Today’s entry is late. That seems to be the story of my life, I’m late for everything. I’ve been thinking all day about what I would write about and here’s what I came up with…
When I woke up this morning, I was disgusted with myself. My night last night did not end well. My dinner plans were derailed when I couldn’t get the vinegar I wanted to make sushi rice. You see, I found a fabulous recipe for black sesame crusted salmon and wanted to serve rice and a raw asparagus salad on the side. When those plans were scrapped, I spent the night grazing on Memorial Day leftovers then topped it off with a salad and a few lemon poppy seed muffins. 1666 calories total for the day and I felt like I had failed before I really got started. I jumped on the scale first thing this morning knowing that my mini binge had caused me to gain. I was surprised to find that I actually stayed the same. So here is where I am now…

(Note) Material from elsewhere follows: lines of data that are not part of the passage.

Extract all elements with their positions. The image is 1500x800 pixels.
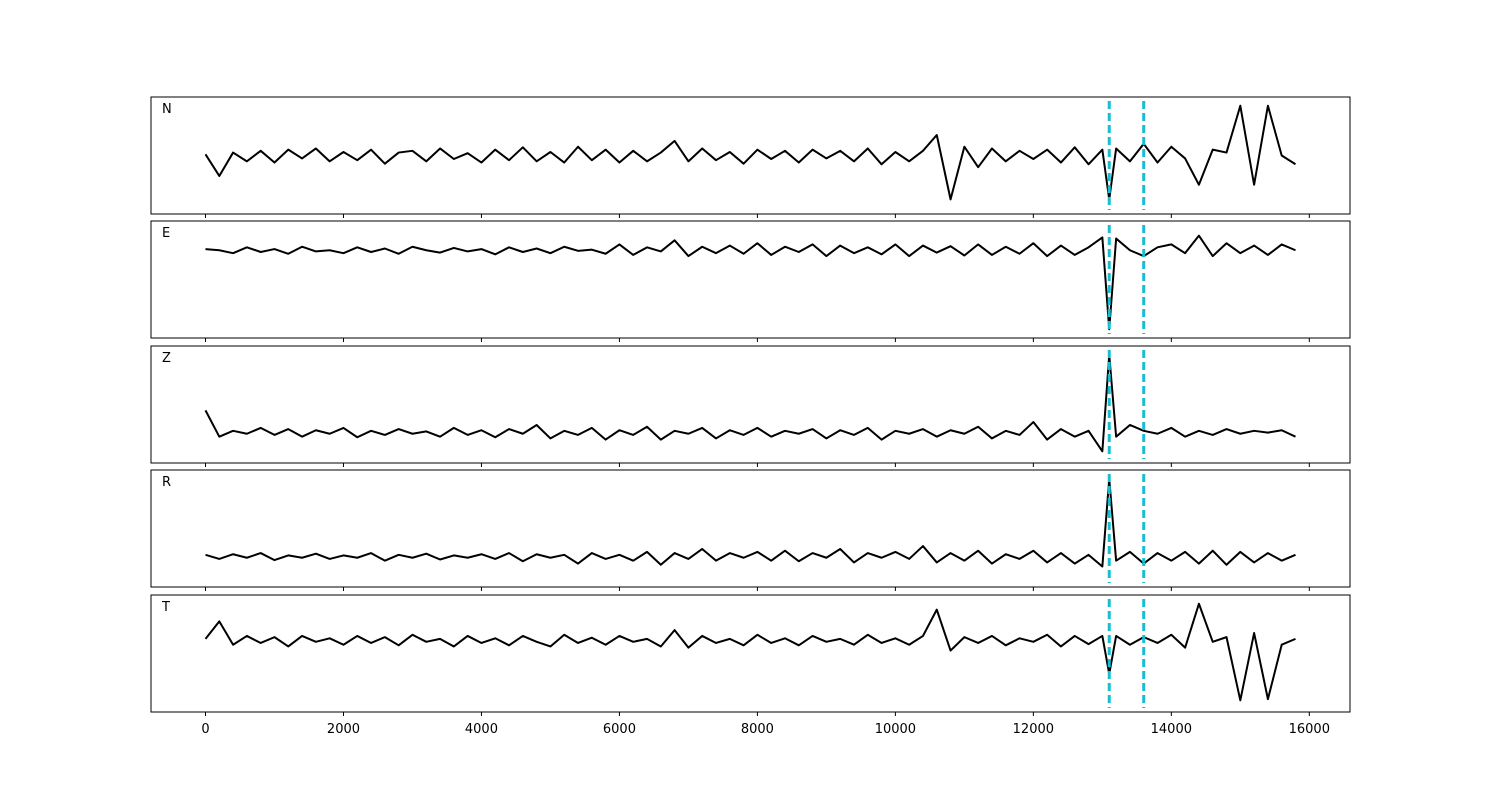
- x-tick-label: 14000: [1151, 722, 1192, 737]
- trace: [205, 477, 1296, 568]
- panel-frame: [150, 594, 1351, 713]
- panel-frame: [150, 220, 1351, 339]
- trace: [204, 353, 1296, 453]
- x-tick-label: 12000: [1013, 722, 1054, 737]
- panel-frame: [150, 469, 1351, 588]
- panel-label: E: [162, 226, 170, 241]
- panel-frame: [150, 345, 1351, 464]
- x-tick-label: 16000: [1289, 722, 1330, 737]
- x-tick-label: 6000: [603, 722, 636, 737]
- x-tick-label: 0: [201, 722, 209, 737]
- panel-label: R: [162, 475, 171, 490]
- panel-label: T: [161, 600, 170, 615]
- x-tick-label: 8000: [741, 722, 774, 737]
- panel-label: Z: [162, 351, 171, 366]
- x-tick-label: 10000: [875, 722, 916, 737]
- x-tick-label: 2000: [327, 722, 360, 737]
- trace: [204, 104, 1297, 201]
- panel-frame: [150, 96, 1351, 215]
- x-tick-label: 4000: [465, 722, 498, 737]
- trace: [204, 602, 1296, 702]
- panel-label: N: [162, 102, 172, 117]
- trace: [205, 234, 1296, 331]
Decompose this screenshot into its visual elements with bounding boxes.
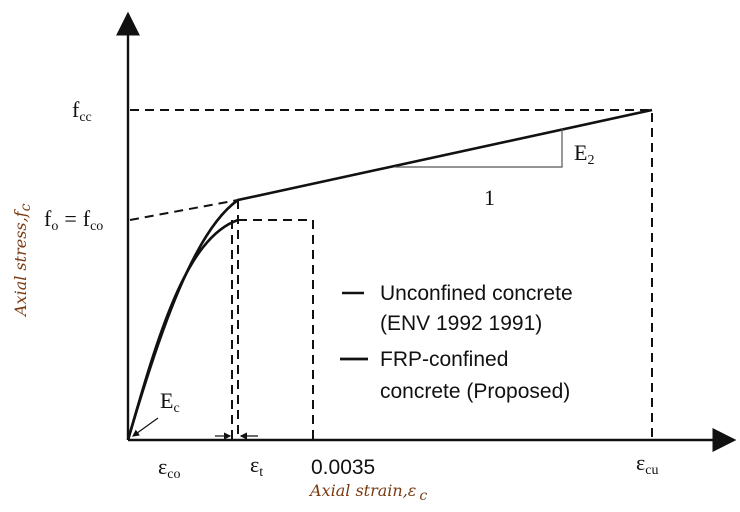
symbol: ε (158, 454, 167, 479)
subscript: o (51, 219, 58, 234)
slope-one: 1 (484, 185, 495, 210)
legend-label: Unconfined concrete (380, 282, 573, 305)
symbol: E (574, 140, 587, 165)
subscript: cu (645, 463, 658, 478)
e2-label: E2 (574, 140, 594, 168)
symbol: f (44, 206, 52, 231)
legend-label: concrete (Proposed) (380, 380, 570, 403)
symbol: E (160, 388, 173, 413)
symbol: ε (636, 450, 645, 475)
slope-triangle (395, 128, 563, 168)
subscript: 2 (587, 153, 594, 168)
symbol: f (72, 97, 80, 122)
text: Axial stress, (11, 217, 30, 318)
symbol: f (11, 208, 30, 218)
unconfined-tail (238, 219, 314, 440)
subscript: c (173, 401, 179, 416)
symbol: ε (408, 481, 417, 500)
fcc-label: fcc (72, 97, 92, 125)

Open RNY Gastric Bypass: 10/22/2002
Highest Weight: 356
Weight at Surgery: 306
Lowest Weight: 156
Highest Recorded Weight Gain: 238
Weight on 05/29/2011: 224
Weight on 05/30/2011: 221.8
Weight on 05/31/2011: 221.4
Weight on 06/01/2011: 219.8
Weight on 06/02/2011: 219.8
Since I’ve been thinking about this all idea, I had an idea. This is actually my normal eating pattern, not very hungry one day, starving the next. So the answer is to eat consistently. Don’t hate me because I have always cringed when I’d hear other people say it but… some days I forget to eat. I don’t get hungry and at 11:00 I’ll realize my egg scramble is still sitting there. Lunch is at 12:00 or so. The trick is going to be to put myself on an eating schedule and forcing myself to eat. I’ve done it before and it really does work. It takes a few days but I can only guess it normalizes my metabolism. After about a week, I’ll start getting hungry again, and at fairly regular intervals. And that’s where the problem starts. If I’m hungry, I eat, and more often than not I eat too much. How do I control that? Or better yet, how do I keep what little control I have now and build on it? If anyone has the answer, please shout it from the rooftops. One of the first changes I’m going to make is in my daily goals. My calorie goal of 1200, while quite achievable, is too low for me for the moment. I’m going to adjust it to 1301 as recommended by WebMD and lower my Protein goal to 80 grams per day. I’m not going to change the Total Carbs or Sugars just yet.
WebMD Personal Actual
Calories: 1301 1301 1666 (Not happy)
Protein: 46 grams 100 grams 109 grams (Now that’s what I’m talking about)
Total Carbs: 130 grams 50 grams 133 grams (Holy crap!)
Sugars: 25 grams 20 grams 29.3 grams (Ok, wasn’t expecting that. Stupid banana)
While I’m still a bit disappointed in myself, I have a better understanding of my eating habits and am aware that a change needs to be made. Awareness is the first step towards change… or something like that.